Bok Choy Cherry

By: Dorine Lam, RDN, MS, MPH


  • 2 cups bok choy, chopped
  • ½ cup dried, sweet cherries
  • ½ cup walnuts, presoaked
  • ½ tsp. ginger, chopped


  • 2 Tbsp. olive oil
  • 1 tsp. sesame oil
  • 1 Tbsp. hoisin sauce
  • 1 Tbsp. vegetarian oyster sauce


  1. Mix the salad ingredients in a bowl.
  2. In a separate bowl, mix the dressing ingredients.
  3. Add dressing to salad and toss together. Chill, or serve in chilled bowls.
  4. Garnish with sunflower seeds.


  1. For estrogen dominance and hypothyroidism, substitute mixed green lettuce for bok choy. Those with these conditions should limit consumption of cruciferous vegetables to no more than twice a week.
  2. Don’t leave out the oil in an attempt to cut calories or fat. The oil helps you feel fuller longer, so you don’t get hungry before your next meal or snack.
  3. If you are in later stages of adrenal fatigue, you may be sensitive to different store bought dressings. If you have found this to be the case, you can substitute gluten-free soy sauce, garlic salt, or maple syrup for the hoisin sauce and oyster sauce.

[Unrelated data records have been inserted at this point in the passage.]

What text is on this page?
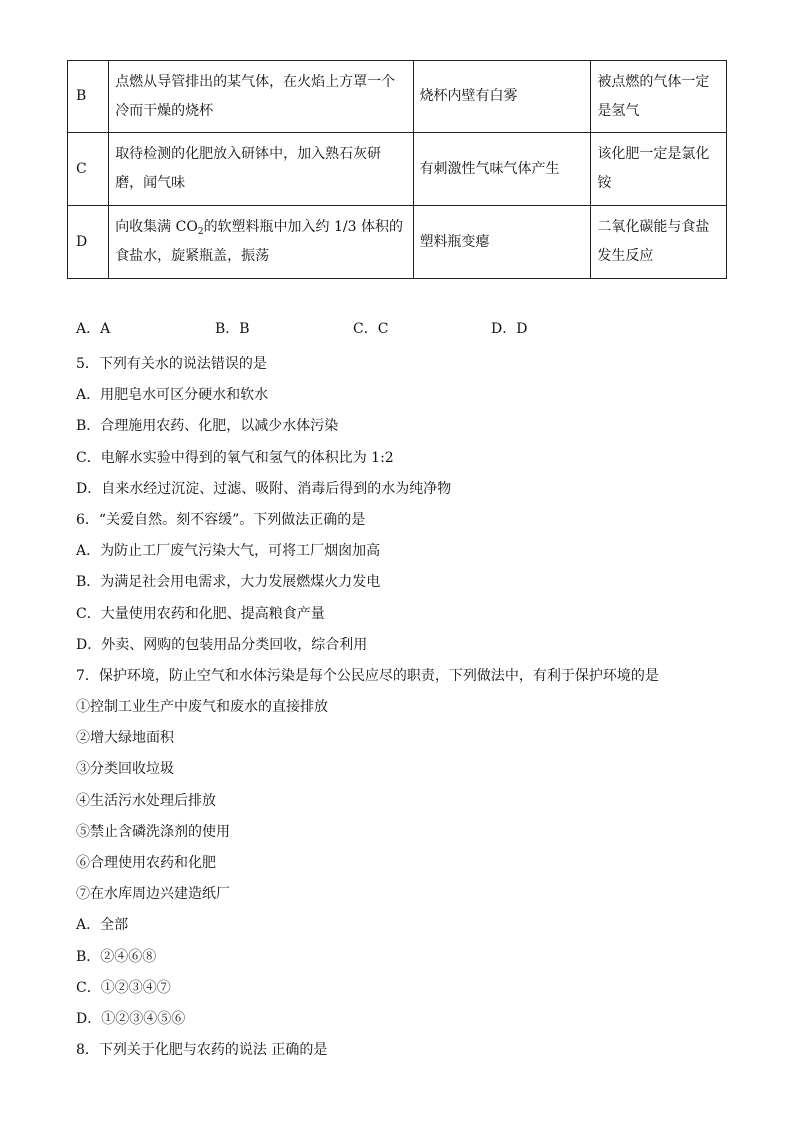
B	点燃从导管排出的某气体，在火焰上方罩一个冷而干燥的烧杯	烧杯内壁有白雾	被点燃的气体一定是氢气
C	取待检测的化肥放入研钵中，加入熟石灰研磨，闻气味	有刺激性气味气体产生	该化肥一定是氯化铵
D	向收集满 $CO_2$的软塑料瓶中加入约 1/3 体积的食盐水，旋紧瓶盖，振荡	塑料瓶变瘪	二氧化碳能与食盐发生反应
A．A	B．B	C．C	D．D
5．下列有关水的说法错误的是
A．用肥皂水可区分硬水和软水
B．合理施用农药、化肥，以减少水体污染
C．电解水实验中得到的氧气和氢气的体积比为 1:2
D．自来水经过沉淀、过滤、吸附、消毒后得到的水为纯净物
6．“关爱自然。刻不容缓”。下列做法正确的是
A．为防止工厂废气污染大气，可将工厂烟囱加高
B．为满足社会用电需求，大力发展燃煤火力发电
C．大量使用农药和化肥、提高粮食产量
D．外卖、网购的包装用品分类回收，综合利用
7．保护环境，防止空气和水体污染是每个公民应尽的职责，下列做法中，有利于保护环境的是
①控制工业生产中废气和废水的直接排放
②增大绿地面积
③分类回收垃圾
④生活污水处理后排放
⑤禁止含磷洗涤剂的使用
⑥合理使用农药和化肥
⑦在水库周边兴建造纸厂
A．全部
B．②④⑥⑧
C．①②③④⑦
D．①②③④⑤⑥
8．下列关于化肥与农药的说法 正确的是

Bok Choy CherryCherries have a lower glycemic index than many other fruits and are an excellent treat to help keep blood sugar levels steady. A low glycemic index is especially important for the modern day diet which is awash in a sea of processed and refined sugars and carbohydrates. Keeping blood sugar levels in a stable range prevents the body from experiencing unnecessary stress that can trigger the body’s NeuroEndoMetabolic (NEM) stress response systems. These stress responses take a toll on the body, and prolonged stress can push these systems too far or wear them out and begin to create symptoms such as hypoglycemia or brain fog. The slower digestion and metabolization of cherries and other low glycemic index foods means they release their sugars more slowly into the body, preventing the sudden spike in sugar that causes this kind of stress in the body.

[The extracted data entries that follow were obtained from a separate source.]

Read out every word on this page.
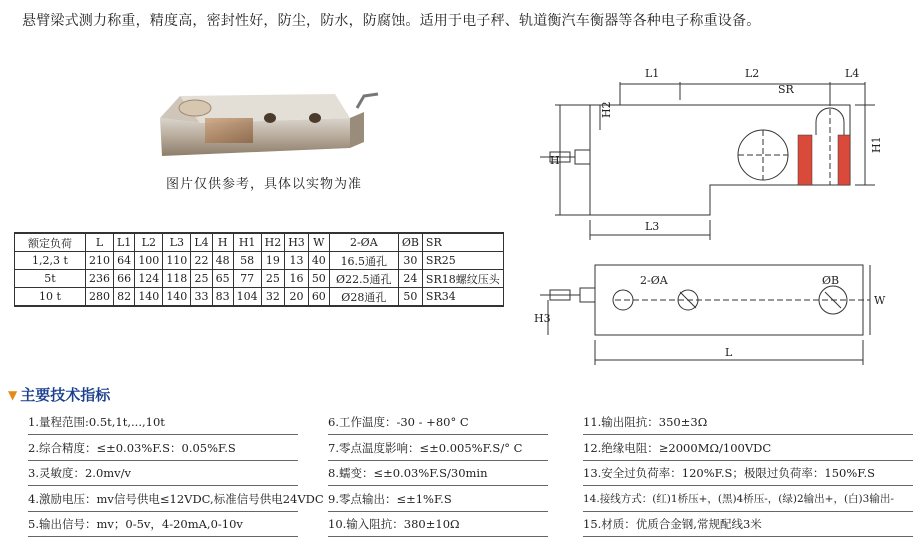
悬臂梁式测力称重，精度高，密封性好，防尘，防水，防腐蚀。适用于电子秤、轨道衡汽车衡器等各种电子称重设备。
图片仅供参考，具体以实物为准
额定负荷	L	L1	L2	L3	L4	H	H1	H2	H3	W	2-ØA	ØB	SR
1,2,3 t	210	64	100	110	22	48	58	19	13	40	16.5通孔	30	SR25
5t	236	66	124	118	25	65	77	25	16	50	Ø22.5通孔	24	SR18螺纹压头
10 t	280	82	140	140	33	83	104	32	20	60	Ø28通孔	50	SR34
L1	L2	L4
SR
H1
H
H2
L3
2-ØA	ØB
W
H3
L
▼ 主要技术指标
1.量程范围:0.5t,1t,...,10t
2.综合精度：≤±0.03%F.S：0.05%F.S
3.灵敏度：2.0mv/v
4.激励电压：mv信号供电≤12VDC,标准信号供电24VDC
5.输出信号：mv；0-5v，4-20mA,0-10v
6.工作温度：-30 - +80° C
7.零点温度影响：≤±0.005%F.S/° C
8.蠕变：≤±0.03%F.S/30min
9.零点输出：≤±1%F.S
10.输入阻抗：380±10Ω
11.输出阻抗：350±3Ω
12.绝缘电阻：≥2000MΩ/100VDC
13.安全过负荷率：120%F.S；极限过负荷率：150%F.S
14.接线方式：(红)1桥压+，(黑)4桥压-，(绿)2输出+，(白)3输出-
15.材质：优质合金钢,常规配线3米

The bright red color in cherries comes from a high concentration of anthocyanins, which are antioxidants that can help regulate insulin output and further stabilize blood sugar levels. In one study, antioxidant activity in the body remained high for up to twelve hours after consuming the fruit. The anthocyanins in cherries have also been shown to improve memory and motor function in lab tests. Anthocyanins have also been shown to reduce the risk of several cancers. Mice fed cherries showed significant decreases in tumor growth compared to control mice fed a traditional diet.

Cherries are also high in melatonin, making them a great part of any bedtime snack. Melatonin easily passes through the blood-brain barrier and soothes the neurons. This helps calm irritability and ease headaches. Research has found that drinking tart cherry juice before bed improved both sleep time and sleep quality.

Cherries are also a great snack for after exercise, as they have been shown to have anti-inflammatory properties. In one study, runners drank tart cherry juice twice a day for seven days before a marathon. They reported significantly less soreness after the race than a control group. Other studies show the anti-inflammatory properties may also help ease the pain of arthritis and gout.

Tart cherries have been shown to protect against heart disease and stroke by helping to regulate fat and glucose. Cherries can even boost the protective power of some prescribed medications for reducing the risk of stroke.

Finally, cherries can help reduce belly fat. In one study, rats were fed a high-fat diet. The diet for one group contained tart cherry powder. This group gained significantly less weight and built up significantly less body fat than rats fed the high-fat diet without the cherry powder. The test group also showed significantly lower markers for inflammation, supporting findings that cherries can help ease arthritis and protect against heart disease and stroke.